Playing With Masks

With the new mask requirements, WCA athletes learn to adapt.


Nolan Jones

St. John (left) spars with fellow senior, Kirk Briden.

In accordance with the recent COVID-19 guidelines, student athletes in St. Louis county are required to wear masks while competing in most high-contact sports. Several of Westminster’s top winter athletes have thoughts regarding how they feel about the new mask requirement and how masks add to the difficulty of already taxing games and practices.

The wrestling team has arguably been hit the hardest by COVID-19 because it is one of the most high-contact sports in existence. This had led to cancellations of meets and great uncertainty on whether there will even be competition outside of practice. On top of that, the wrestlers now have to wear masks to wrestle even in practice, which makes it very difficult to breathe during physically demanding matches.

Brett St. John, senior, who was a state qualifier on the wrestling team a year ago, is not happy with the St. Louis county mask requirement during sports.

“I find that the mask requirement is entirely impractical, especially in the case of wrestling. As it is already a full contact sport, wearing a mask would make no difference in the spread of COVID if a wrestler were to have it. In implementing a mask requirement, a sport that already requires tremendous physical exertion has been made significantly more difficult. Overall, I believe a mask requirement is a greater risk to our health than COVID itself,” said St. John.

Another winter sport that has been greatly affected by the mask mandate is basketball.

Casen Lawrence, junior, who has starred on the boys basketball team since freshman year, is grateful to even be able to play at all. At some points during the year, it seemed very unlikely there would even be a season, and the team is determined not to let masks get in the way of their goals.

“Obviously playing in masks has been an adjustment for all of us and it has taken a little bit to get used too. The situation isn’t ideal, but as a team we’re grateful that we can play and have that opportunity because some people don’t. It’s an obstacle but we can’t use it as an excuse and we just gotta play through it and focus on playing well and winning games,” said Lawrence.

Likewise, Brooke Highmark, junior, who has also been a three year letter winner on the girls basketball team and is entertaining multiple division one offers, feels that masks take away one of the girls’ best weapons: their ability to play at a fast tempo.

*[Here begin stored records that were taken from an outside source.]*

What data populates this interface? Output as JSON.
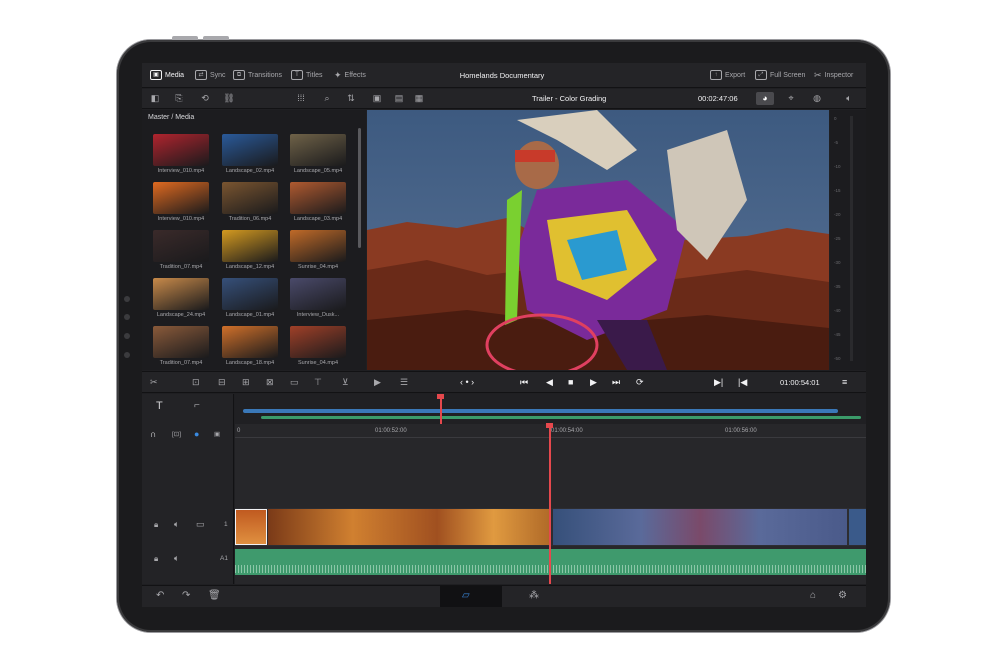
{
  "topbar": {
    "tabs": [
      {
        "label": "Media",
        "icon": "media-icon",
        "active": true
      },
      {
        "label": "Sync",
        "icon": "sync-icon",
        "active": false
      },
      {
        "label": "Transitions",
        "icon": "transitions-icon",
        "active": false
      },
      {
        "label": "Titles",
        "icon": "titles-icon",
        "active": false
      },
      {
        "label": "Effects",
        "icon": "effects-icon",
        "active": false
      }
    ],
    "project_title": "Homelands Documentary",
    "actions": [
      {
        "label": "Export",
        "icon": "export-icon"
      },
      {
        "label": "Full Screen",
        "icon": "fullscreen-icon"
      },
      {
        "label": "Inspector",
        "icon": "inspector-icon"
      }
    ]
  },
  "viewer_bar": {
    "timeline_name": "Trailer - Color Grading",
    "timecode": "00:02:47:06"
  },
  "media_pool": {
    "breadcrumb": "Master / Media",
    "clips": [
      {
        "name": "Interview_010.mp4",
        "color": "#b0242e"
      },
      {
        "name": "Landscape_02.mp4",
        "color": "#2a5a9a"
      },
      {
        "name": "Landscape_05.mp4",
        "color": "#6f6248"
      },
      {
        "name": "Interview_010.mp4",
        "color": "#e06a20"
      },
      {
        "name": "Tradition_06.mp4",
        "color": "#7a5530"
      },
      {
        "name": "Landscape_03.mp4",
        "color": "#b05a30"
      },
      {
        "name": "Tradition_07.mp4",
        "color": "#3a2a2a"
      },
      {
        "name": "Landscape_12.mp4",
        "color": "#d49a20"
      },
      {
        "name": "Sunrise_04.mp4",
        "color": "#c06a28"
      },
      {
        "name": "Landscape_24.mp4",
        "color": "#c88a4a"
      },
      {
        "name": "Landscape_01.mp4",
        "color": "#36507a"
      },
      {
        "name": "Interview_Dusk...",
        "color": "#4a4a6a"
      },
      {
        "name": "Tradition_07.mp4",
        "color": "#8a5a3a"
      },
      {
        "name": "Landscape_18.mp4",
        "color": "#d0702a"
      },
      {
        "name": "Sunrise_04.mp4",
        "color": "#a04028"
      }
    ]
  },
  "audio_meter": {
    "ticks": [
      "0",
      "-5",
      "-10",
      "-15",
      "-20",
      "-25",
      "-30",
      "-35",
      "-40",
      "-45",
      "-50"
    ]
  },
  "transport": {
    "timecode": "01:00:54:01"
  },
  "timeline": {
    "ruler_labels": [
      "0",
      "01:00:52:00",
      "01:00:54:00",
      "01:00:56:00"
    ],
    "video_track_label": "1",
    "audio_track_label": "A1"
  },
  "colors": {
    "accent_red": "#e5484d",
    "audio_green": "#3f9a6d",
    "clip_blue": "#3a78b8"
  }
}
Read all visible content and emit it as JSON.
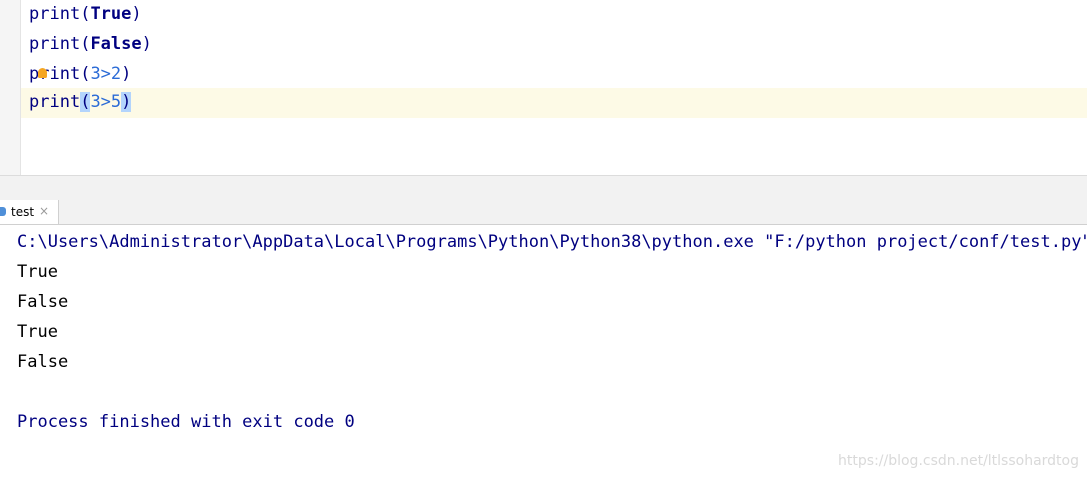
{
  "editor": {
    "lines": [
      {
        "fn": "print",
        "open": "(",
        "arg": "True",
        "close": ")"
      },
      {
        "fn": "print",
        "open": "(",
        "arg": "False",
        "close": ")"
      },
      {
        "fn": "print",
        "open": "(",
        "arg": "3>2",
        "close": ")"
      },
      {
        "fn": "print",
        "open": "(",
        "arg": "3>5",
        "close": ")"
      }
    ]
  },
  "run_tab": {
    "label": "test",
    "close": "×"
  },
  "console": {
    "command": "C:\\Users\\Administrator\\AppData\\Local\\Programs\\Python\\Python38\\python.exe \"F:/python project/conf/test.py\"",
    "outputs": [
      "True",
      "False",
      "True",
      "False"
    ],
    "exit_message": "Process finished with exit code 0"
  },
  "watermark": "https://blog.csdn.net/ltlssohardtog",
  "colors": {
    "code_text": "#000080",
    "current_line": "#fdfae6",
    "selection": "#b3d4fc",
    "bulb": "#f5a623",
    "watermark": "#d9d9d9"
  },
  "icons": [
    "intention-bulb-icon",
    "run-config-icon",
    "close-tab-icon"
  ]
}
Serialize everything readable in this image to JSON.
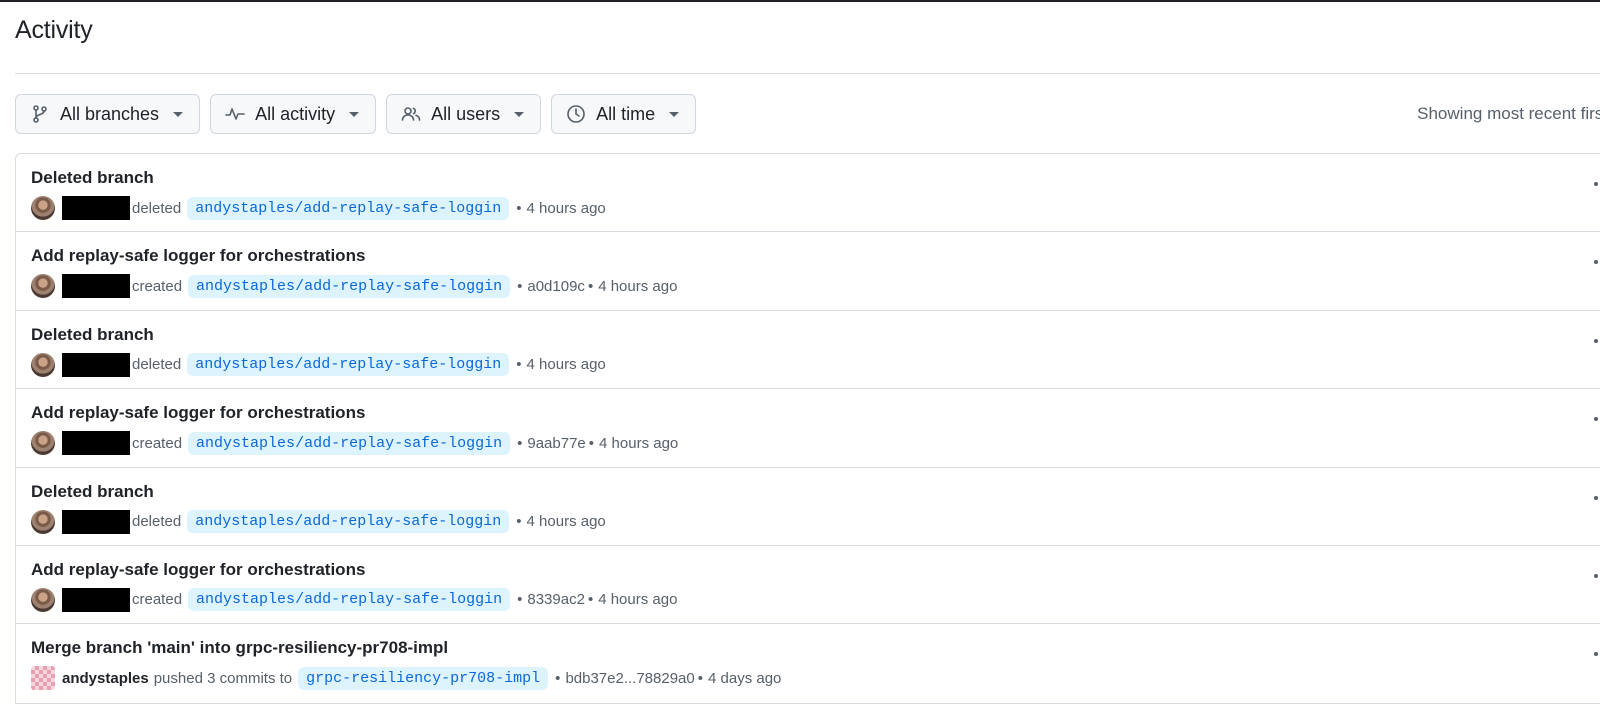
{
  "page": {
    "title": "Activity",
    "showing_note": "Showing most recent first"
  },
  "filters": [
    {
      "label": "All branches",
      "icon": "branch-icon"
    },
    {
      "label": "All activity",
      "icon": "pulse-icon"
    },
    {
      "label": "All users",
      "icon": "people-icon"
    },
    {
      "label": "All time",
      "icon": "clock-icon"
    }
  ],
  "activities": [
    {
      "title": "Deleted branch",
      "user": "",
      "verb": "deleted",
      "branch": "andystaples/add-replay-safe-loggin",
      "commit": "",
      "time": "4 hours ago"
    },
    {
      "title": "Add replay-safe logger for orchestrations",
      "user": "",
      "verb": "created",
      "branch": "andystaples/add-replay-safe-loggin",
      "commit": "a0d109c",
      "time": "4 hours ago"
    },
    {
      "title": "Deleted branch",
      "user": "",
      "verb": "deleted",
      "branch": "andystaples/add-replay-safe-loggin",
      "commit": "",
      "time": "4 hours ago"
    },
    {
      "title": "Add replay-safe logger for orchestrations",
      "user": "",
      "verb": "created",
      "branch": "andystaples/add-replay-safe-loggin",
      "commit": "9aab77e",
      "time": "4 hours ago"
    },
    {
      "title": "Deleted branch",
      "user": "",
      "verb": "deleted",
      "branch": "andystaples/add-replay-safe-loggin",
      "commit": "",
      "time": "4 hours ago"
    },
    {
      "title": "Add replay-safe logger for orchestrations",
      "user": "",
      "verb": "created",
      "branch": "andystaples/add-replay-safe-loggin",
      "commit": "8339ac2",
      "time": "4 hours ago"
    },
    {
      "title": "Merge branch 'main' into grpc-resiliency-pr708-impl",
      "user": "andystaples",
      "verb": "pushed 3 commits to",
      "branch": "grpc-resiliency-pr708-impl",
      "commit": "bdb37e2...78829a0",
      "time": "4 days ago"
    }
  ],
  "colors": {
    "accent": "#0969da",
    "branch_bg": "#ddf4ff",
    "muted_text": "#57606a",
    "border": "#d8dee4"
  }
}
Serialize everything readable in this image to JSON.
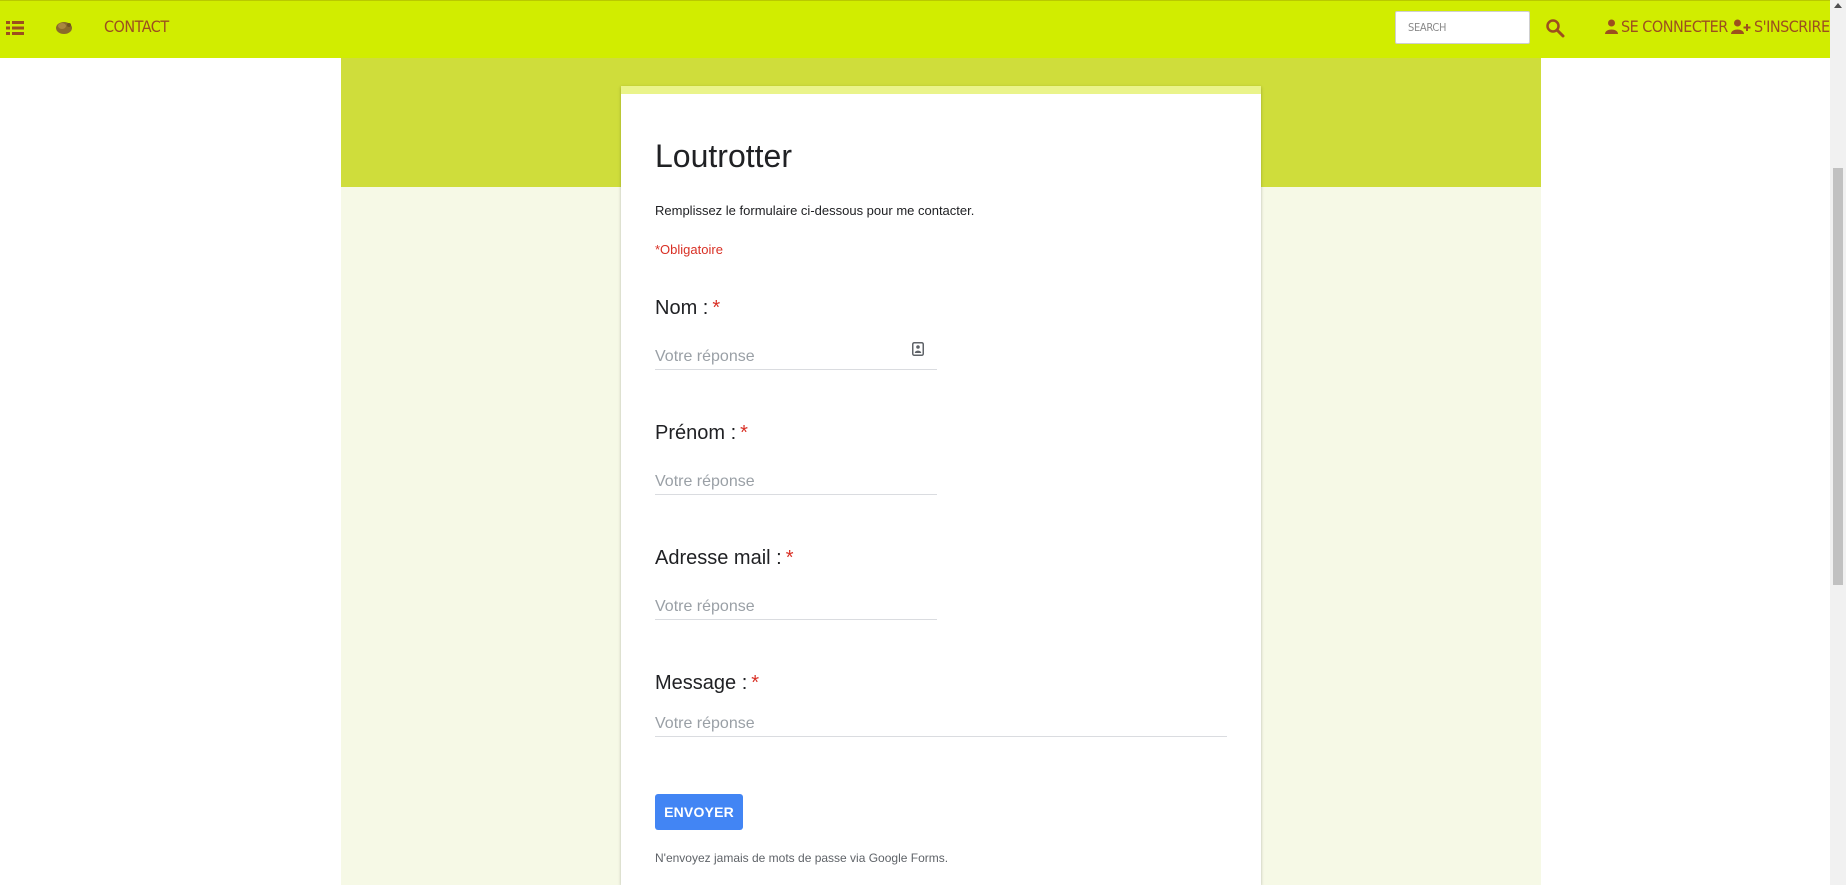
{
  "navbar": {
    "contact_label": "Contact",
    "search_placeholder": "Search",
    "login_label": "Se connecter",
    "signup_label": "S'inscrire",
    "icons": [
      "list-icon",
      "logo-icon",
      "search-icon",
      "user-icon",
      "user-plus-icon"
    ],
    "colors": {
      "background": "#d1ed00",
      "text": "#9c4f1e"
    }
  },
  "form": {
    "title": "Loutrotter",
    "description": "Remplissez le formulaire ci-dessous pour me contacter.",
    "required_note": "*Obligatoire",
    "questions": [
      {
        "label": "Nom :",
        "placeholder": "Votre réponse"
      },
      {
        "label": "Prénom :",
        "placeholder": "Votre réponse"
      },
      {
        "label": "Adresse mail :",
        "placeholder": "Votre réponse"
      },
      {
        "label": "Message :",
        "placeholder": "Votre réponse"
      }
    ],
    "required_marker": "*",
    "submit_label": "ENVOYER",
    "footer_note": "N'envoyez jamais de mots de passe via Google Forms.",
    "colors": {
      "accent": "#4285f4",
      "required": "#d93025",
      "band": "#cfdd3b",
      "body_bg": "#f6f9e6"
    }
  }
}
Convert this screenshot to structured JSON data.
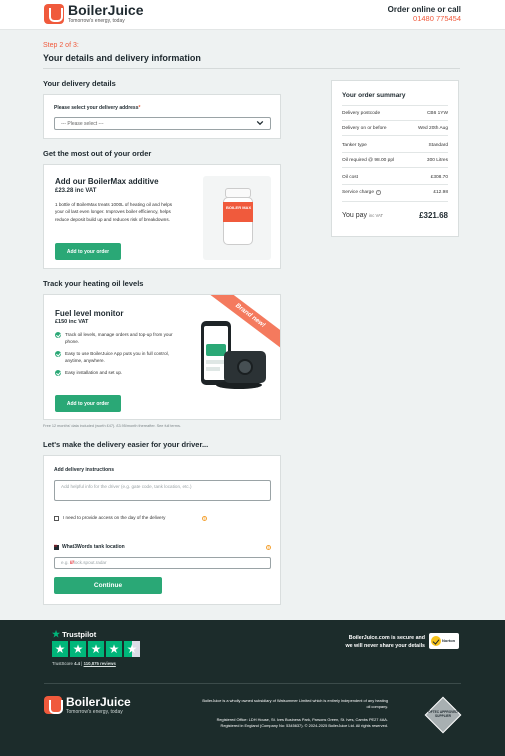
{
  "header": {
    "brand_name": "BoilerJuice",
    "brand_tagline": "Tomorrow's energy, today",
    "order_online_label": "Order online or call",
    "phone": "01480 775454"
  },
  "progress": {
    "step": "Step 2 of 3:",
    "title": "Your details and delivery information"
  },
  "delivery": {
    "section_title": "Your delivery details",
    "address_label": "Please select your delivery address",
    "address_required_mark": "*",
    "address_placeholder": "--- Please select ---"
  },
  "boilermax": {
    "section_title": "Get the most out of your order",
    "title": "Add our BoilerMax additive",
    "price": "£23.28 inc VAT",
    "description": "1 bottle of BoilerMax treats 1000L of heating oil and helps your oil last even longer. Improves boiler efficiency, helps reduce deposit build up and reduces risk of breakdowns.",
    "button": "Add to your order",
    "bottle_label": "BOILER MAX"
  },
  "fuel_monitor": {
    "section_title": "Track your heating oil levels",
    "title": "Fuel level monitor",
    "price": "£150 inc VAT",
    "ribbon": "Brand new!",
    "features": [
      "Track oil levels, manage orders and top-up from your phone.",
      "Easy to use BoilerJuice App puts you in full control, anytime, anywhere.",
      "Easy installation and set up."
    ],
    "button": "Add to your order",
    "fine_print": "Free 12 months' data included (worth £47). £3.95/month thereafter. See full terms."
  },
  "driver": {
    "section_title": "Let's make the delivery easier for your driver...",
    "instructions_label": "Add delivery instructions",
    "instructions_placeholder": "Add helpful info for the driver (e.g. gate code, tank location, etc.)",
    "access_label": "I need to provide access on the day of the delivery",
    "w3w_label": "What3Words tank location",
    "w3w_placeholder_prefix": "e.g. ",
    "w3w_slashes": "///",
    "w3w_placeholder_words": "lock.spout.radar",
    "continue_button": "Continue",
    "info_glyph": "?"
  },
  "summary": {
    "title": "Your order summary",
    "rows": [
      {
        "label": "Delivery postcode",
        "value": "CB6 1YW"
      },
      {
        "label": "Delivery on or before",
        "value": "Wed 20th Aug"
      },
      {
        "label": "Tanker type",
        "value": "Standard"
      },
      {
        "label": "Oil required @ 98.00 ppl",
        "value": "300 Litres"
      },
      {
        "label": "Oil cost",
        "value": "£308.70"
      },
      {
        "label": "Service charge",
        "value": "£12.98"
      }
    ],
    "you_pay": "You pay",
    "inc_vat": "inc VAT",
    "total": "£321.68"
  },
  "footer": {
    "trustpilot": "Trustpilot",
    "trustscore_label": "TrustScore",
    "trustscore_value": "4.4",
    "separator": "|",
    "reviews": "110,875 reviews",
    "rating_stars": 4.5,
    "secure_text_1": "BoilerJuice.com is secure and",
    "secure_text_2": "we will never share your details",
    "norton": "Norton",
    "brand_name": "BoilerJuice",
    "brand_tagline": "Tomorrow's energy, today",
    "subsidiary": "BoilerJuice is a wholly owned subsidiary of Watsummer Limited which is entirely independent of any heating oil company.",
    "registered": "Registered Office: LDH House, St. Ives Business Park, Parsons Green, St. Ives, Cambs PE27 4AA. Registered in England (Company No: 5345637). © 2024-2025 BoilerJuice Ltd. All rights reserved.",
    "oftec": "OFTEC APPROVED SUPPLIER"
  },
  "colors": {
    "brand_orange": "#f05a3c",
    "cta_green": "#2aa876",
    "trustpilot_green": "#00b67a",
    "footer_bg": "#1c2c2b"
  }
}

During a recent game, “rather than running in transition and constantly pushing the ball, which is one of our strong-suits, [our coach] told us to walk the ball up the floor, not pressure on defense, and she planned to call several timeouts throughout the game to give us a break,” said Highmark.

This is because, according to Highmark, the masks make it difficult for the athletes to breath, and the resulting lack of oxygen makes them “physically tired drastically faster than [they] usually would,” going as far to say that masks are “hazardous to many athlete’s health.”

Despite the difficulty of playing with a mask, Brooke echoes the same sentiment as Lawrence did and is thankful to be able to play at all.

“If wearing masks in both practice and games is the only way to continue having a season, I will take that risk any day of the week,” said Highmark.

Unlike the other high-contact winter sports at Westminster, the hockey players currently do not have to wear masks during competitions, although some teams and players do anyway.

Brandon Swenson, senior forward for the Westminster team, feels extremely lucky for the comparatively relaxed mask-wearing rules for the hockey team.

“As of right now masks are not required while on the ice. Most rinks ask that we wear them on the bench but it’s not mandatory. As of lately though they were made mandatory to wear in the locker rooms. I’m really glad that we do not have to wear them while playing because it would make it so hard to breath and play,” said Swenson.